You'll need to find the xml tag that delimits each record, then split the line based on that. So instead of:


while (<CF>)

use something like:


$a = <CF>;
@xml = split (/<\record_end_tag>/, $a);
for $xml_line(@xml) {
s/<record_start_tag>//;

and then continue on with your normal processing. That's really just a patch though. To deal with XML, use an XML parsing module. Check search.cpan.org and search for an XML module that does what you want (XML::Parser might be a good place to start).

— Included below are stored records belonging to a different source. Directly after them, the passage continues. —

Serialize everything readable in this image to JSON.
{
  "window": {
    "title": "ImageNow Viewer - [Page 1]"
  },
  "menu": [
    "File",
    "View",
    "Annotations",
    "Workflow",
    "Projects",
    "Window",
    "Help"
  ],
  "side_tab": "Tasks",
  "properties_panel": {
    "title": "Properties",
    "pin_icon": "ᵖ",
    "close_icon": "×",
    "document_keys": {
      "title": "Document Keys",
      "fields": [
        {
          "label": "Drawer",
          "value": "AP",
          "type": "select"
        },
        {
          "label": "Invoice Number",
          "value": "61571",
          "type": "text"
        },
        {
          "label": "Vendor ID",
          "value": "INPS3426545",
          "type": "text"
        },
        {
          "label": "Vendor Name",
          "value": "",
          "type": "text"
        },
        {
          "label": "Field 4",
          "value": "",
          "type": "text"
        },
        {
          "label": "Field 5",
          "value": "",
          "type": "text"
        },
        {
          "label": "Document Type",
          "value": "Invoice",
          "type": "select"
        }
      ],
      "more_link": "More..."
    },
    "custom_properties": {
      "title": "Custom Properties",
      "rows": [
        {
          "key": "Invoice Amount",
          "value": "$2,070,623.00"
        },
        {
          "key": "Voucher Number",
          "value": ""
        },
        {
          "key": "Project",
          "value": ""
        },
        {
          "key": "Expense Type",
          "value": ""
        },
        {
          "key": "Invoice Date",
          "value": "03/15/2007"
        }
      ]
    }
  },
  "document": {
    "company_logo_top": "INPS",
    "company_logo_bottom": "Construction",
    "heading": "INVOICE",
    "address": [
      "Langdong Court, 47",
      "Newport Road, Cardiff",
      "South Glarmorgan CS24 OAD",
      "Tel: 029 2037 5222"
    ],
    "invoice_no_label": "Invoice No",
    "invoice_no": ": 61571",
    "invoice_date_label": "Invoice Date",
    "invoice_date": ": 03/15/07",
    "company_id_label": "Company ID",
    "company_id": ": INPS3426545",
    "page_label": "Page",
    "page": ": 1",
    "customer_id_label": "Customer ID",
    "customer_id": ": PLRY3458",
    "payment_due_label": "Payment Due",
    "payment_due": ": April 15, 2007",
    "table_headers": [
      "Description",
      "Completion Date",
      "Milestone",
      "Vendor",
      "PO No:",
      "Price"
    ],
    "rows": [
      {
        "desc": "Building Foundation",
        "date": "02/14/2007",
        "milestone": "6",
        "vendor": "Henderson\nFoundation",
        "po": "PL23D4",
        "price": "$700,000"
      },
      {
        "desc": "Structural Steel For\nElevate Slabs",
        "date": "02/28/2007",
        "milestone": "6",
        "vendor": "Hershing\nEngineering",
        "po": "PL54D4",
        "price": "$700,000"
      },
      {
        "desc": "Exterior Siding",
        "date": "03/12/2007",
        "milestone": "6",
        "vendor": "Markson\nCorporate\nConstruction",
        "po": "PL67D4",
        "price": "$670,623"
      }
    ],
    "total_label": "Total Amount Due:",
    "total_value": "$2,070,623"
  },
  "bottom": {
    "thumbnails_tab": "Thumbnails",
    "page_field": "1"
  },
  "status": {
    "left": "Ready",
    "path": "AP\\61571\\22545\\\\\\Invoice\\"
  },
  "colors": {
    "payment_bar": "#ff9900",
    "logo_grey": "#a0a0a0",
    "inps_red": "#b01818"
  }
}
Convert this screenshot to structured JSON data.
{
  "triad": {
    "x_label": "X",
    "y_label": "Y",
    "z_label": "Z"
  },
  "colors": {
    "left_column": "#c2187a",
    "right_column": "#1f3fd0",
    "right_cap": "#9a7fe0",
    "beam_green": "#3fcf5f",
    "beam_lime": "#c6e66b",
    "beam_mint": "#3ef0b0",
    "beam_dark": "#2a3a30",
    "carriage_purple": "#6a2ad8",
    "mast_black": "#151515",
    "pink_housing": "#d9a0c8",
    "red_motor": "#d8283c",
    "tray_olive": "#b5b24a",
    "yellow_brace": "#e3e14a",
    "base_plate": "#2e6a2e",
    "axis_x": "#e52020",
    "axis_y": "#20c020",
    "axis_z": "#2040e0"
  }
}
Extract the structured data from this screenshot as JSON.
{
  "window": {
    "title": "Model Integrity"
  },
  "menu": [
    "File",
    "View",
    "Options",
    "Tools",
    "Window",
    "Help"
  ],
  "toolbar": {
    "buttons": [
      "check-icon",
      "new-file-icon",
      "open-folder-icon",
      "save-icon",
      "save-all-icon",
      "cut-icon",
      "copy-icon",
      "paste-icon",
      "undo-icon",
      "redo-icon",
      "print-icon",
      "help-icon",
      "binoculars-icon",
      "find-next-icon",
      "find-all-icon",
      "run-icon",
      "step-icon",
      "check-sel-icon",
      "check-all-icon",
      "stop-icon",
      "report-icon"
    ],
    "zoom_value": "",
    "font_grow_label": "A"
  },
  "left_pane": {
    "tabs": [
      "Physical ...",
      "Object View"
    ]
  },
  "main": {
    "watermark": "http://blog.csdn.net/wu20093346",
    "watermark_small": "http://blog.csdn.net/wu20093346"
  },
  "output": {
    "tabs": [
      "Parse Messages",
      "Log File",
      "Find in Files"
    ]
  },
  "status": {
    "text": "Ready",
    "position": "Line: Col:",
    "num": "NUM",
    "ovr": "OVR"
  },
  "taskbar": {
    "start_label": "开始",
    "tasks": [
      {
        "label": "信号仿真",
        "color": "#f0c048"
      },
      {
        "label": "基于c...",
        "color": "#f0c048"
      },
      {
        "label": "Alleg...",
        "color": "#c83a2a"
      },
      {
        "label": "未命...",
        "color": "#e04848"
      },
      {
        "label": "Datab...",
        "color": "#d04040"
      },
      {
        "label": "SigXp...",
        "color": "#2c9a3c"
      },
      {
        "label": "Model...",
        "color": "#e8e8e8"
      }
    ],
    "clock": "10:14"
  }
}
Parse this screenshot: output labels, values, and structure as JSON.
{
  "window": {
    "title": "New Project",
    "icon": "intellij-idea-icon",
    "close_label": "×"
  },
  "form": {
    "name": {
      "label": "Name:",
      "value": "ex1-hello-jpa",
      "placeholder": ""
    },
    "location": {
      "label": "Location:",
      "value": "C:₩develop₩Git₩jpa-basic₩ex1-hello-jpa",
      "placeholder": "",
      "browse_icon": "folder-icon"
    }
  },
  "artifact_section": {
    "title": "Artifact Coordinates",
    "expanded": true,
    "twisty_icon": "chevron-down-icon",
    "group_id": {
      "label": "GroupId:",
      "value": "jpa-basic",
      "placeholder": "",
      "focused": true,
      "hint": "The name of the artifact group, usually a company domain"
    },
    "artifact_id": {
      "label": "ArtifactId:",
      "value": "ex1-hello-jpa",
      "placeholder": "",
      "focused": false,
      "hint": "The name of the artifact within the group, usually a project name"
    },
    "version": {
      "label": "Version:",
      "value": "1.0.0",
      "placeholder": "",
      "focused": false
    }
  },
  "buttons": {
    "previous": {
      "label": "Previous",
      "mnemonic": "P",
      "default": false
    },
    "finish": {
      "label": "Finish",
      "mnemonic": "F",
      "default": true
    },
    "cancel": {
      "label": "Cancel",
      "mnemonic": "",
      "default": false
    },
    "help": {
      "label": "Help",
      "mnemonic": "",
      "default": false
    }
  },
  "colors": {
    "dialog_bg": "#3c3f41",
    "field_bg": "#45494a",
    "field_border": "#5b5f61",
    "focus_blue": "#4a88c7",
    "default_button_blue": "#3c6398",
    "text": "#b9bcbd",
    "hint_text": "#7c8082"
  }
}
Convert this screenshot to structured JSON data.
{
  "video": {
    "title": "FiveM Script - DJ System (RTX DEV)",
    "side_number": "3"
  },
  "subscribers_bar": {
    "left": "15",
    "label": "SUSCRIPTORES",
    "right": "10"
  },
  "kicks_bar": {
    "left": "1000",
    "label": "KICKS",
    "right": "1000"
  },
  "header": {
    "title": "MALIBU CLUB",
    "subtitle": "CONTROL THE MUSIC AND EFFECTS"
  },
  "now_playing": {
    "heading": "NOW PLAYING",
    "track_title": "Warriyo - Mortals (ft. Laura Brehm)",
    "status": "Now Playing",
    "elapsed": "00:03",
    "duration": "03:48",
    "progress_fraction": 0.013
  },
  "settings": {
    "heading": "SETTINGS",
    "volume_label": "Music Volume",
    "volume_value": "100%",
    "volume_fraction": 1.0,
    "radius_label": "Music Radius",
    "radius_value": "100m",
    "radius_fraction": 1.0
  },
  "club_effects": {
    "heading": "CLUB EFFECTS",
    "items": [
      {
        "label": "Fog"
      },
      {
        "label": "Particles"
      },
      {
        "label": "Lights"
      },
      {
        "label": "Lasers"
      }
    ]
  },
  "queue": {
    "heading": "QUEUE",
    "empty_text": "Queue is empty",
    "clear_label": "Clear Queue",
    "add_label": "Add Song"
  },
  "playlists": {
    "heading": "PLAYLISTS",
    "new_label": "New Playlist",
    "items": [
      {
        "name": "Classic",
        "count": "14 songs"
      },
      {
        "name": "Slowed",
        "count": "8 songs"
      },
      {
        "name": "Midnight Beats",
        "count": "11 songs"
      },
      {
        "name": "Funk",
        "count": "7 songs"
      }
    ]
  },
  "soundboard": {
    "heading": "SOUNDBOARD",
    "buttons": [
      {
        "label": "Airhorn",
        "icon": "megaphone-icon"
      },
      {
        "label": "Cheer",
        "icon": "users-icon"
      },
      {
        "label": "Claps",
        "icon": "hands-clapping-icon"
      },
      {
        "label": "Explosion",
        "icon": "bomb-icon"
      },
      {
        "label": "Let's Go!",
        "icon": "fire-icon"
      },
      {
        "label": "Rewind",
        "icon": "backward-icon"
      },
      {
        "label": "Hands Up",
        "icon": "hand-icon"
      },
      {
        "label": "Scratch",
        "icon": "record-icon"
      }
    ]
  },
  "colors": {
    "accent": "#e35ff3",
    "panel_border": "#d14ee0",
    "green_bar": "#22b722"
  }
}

3:29 pm on Apr 3, 2004 (gmt 0)

Junior Member

10+ Year Member

joined:Sept 12, 2001
posts:83
votes: 0


VectorJ, thanks for the advice. However I'm a real novice when it comes to perl and I have tried introducing the changes you suggest, but all I get now is an internal server error with the following in the error logs:

Global symbol "@xml" requires explicit package name

The modified script is below. Any further advice most welcome.

use strict;
use CGI qw(:all);
#use Fcntl qw(:flock);
use LWP::Simple qw(get);

my $xml_url = "http://www.website.com/cgi-bin/xmlfeed.exe?&s=books&chan=xf";

my $newscache = "cache.xml";
########################################
# enter number of articles to include
my $howmanyarticles = "80";

########################################
# write the cache file or
# if the cache file is older than 1 hour
# then re-write it.

#get_lock();
if ((not -e $newscache) or (-M $newscache > .5)) { # (not -e) if the cache file doesn't exist, -M gives the modification time since creation, 1 is 1 day, 0.04 is about 1 hour.
my $newsdoc = get($xml_url);# uses the LWP module "get" function to get the XML file.
if (defined $newsdoc) {
open (CACHEFILE, ">$newscache") die "Writing to Cache : $!";
print CACHEFILE $newsdoc;
close (CACHEFILE);
}
}
#release_lock();

########################################
# now print the contents of the XML file

print header;
print "<table width=\"100%\" align= center border=\"0\" cellpadding=\"4\" cellspacing=\"0\">";

open (CF, "$newscache") die "Unable to open $newscache : $!";
my ($productname, $productvenue);
my $counter =0;
$a = <CF>;
@xml = split (/<\event>/, $a);
for $xml_line(@xml) {
s/<event>//;
{
if (m,<product_desc>(.*)</product_desc>,) {
$productname = $1;
$productname =~ s/&apos;/'/g;
}
if (m,<venue_desc>(.*)</venue_desc>,) {
$productvenue = $1;
$productvenue =~ s/&apos;/'/g;

}

if (m,<crypto_block>(.*)</crypto_block>,) {
print "
<tr>

<td valign=\"top\"><a href=\"\/cgi-bin/go.cgi?$1\"><b>$productname</b></a></td><td>$productvenue</td>
";
$counter++;
last if $counter == $howmanyarticles;
}
}
close(CF);

print "
<tr>
<td width=\"100\%\" colspan=\"4\" height=\"10\"></td>
</tr>
</table>
";
# END

12:40 pm on Apr 5, 2004 (gmt 0)

Senior Member

WebmasterWorld Senior Member 10+ Year Member

joined:Aug 1, 2003
posts:815
votes: 0


When you "use strict" you need to declare your variables, like so:

my @xml = split (/<\event>/, $a);

This is no big deal, but you might also want to replace your "END" comment with an actual end line, like so:

__END__

7:08 pm on May 17, 2004 (gmt 0)

Junior Member

10+ Year Member

joined:May 14, 2004
posts:41
votes: 0


You might also find some help in researching XML::Treebuilder to parse the xml for you. A lot of the complications of parsing xml and tag-based data have been thought out for you. Don't duplicate the work that they have done and given to the community.

XML::Treebuilder(or XML::Simple) for smaller xml files and SAX processing for bigger jobs....at least that seems to have worked for me.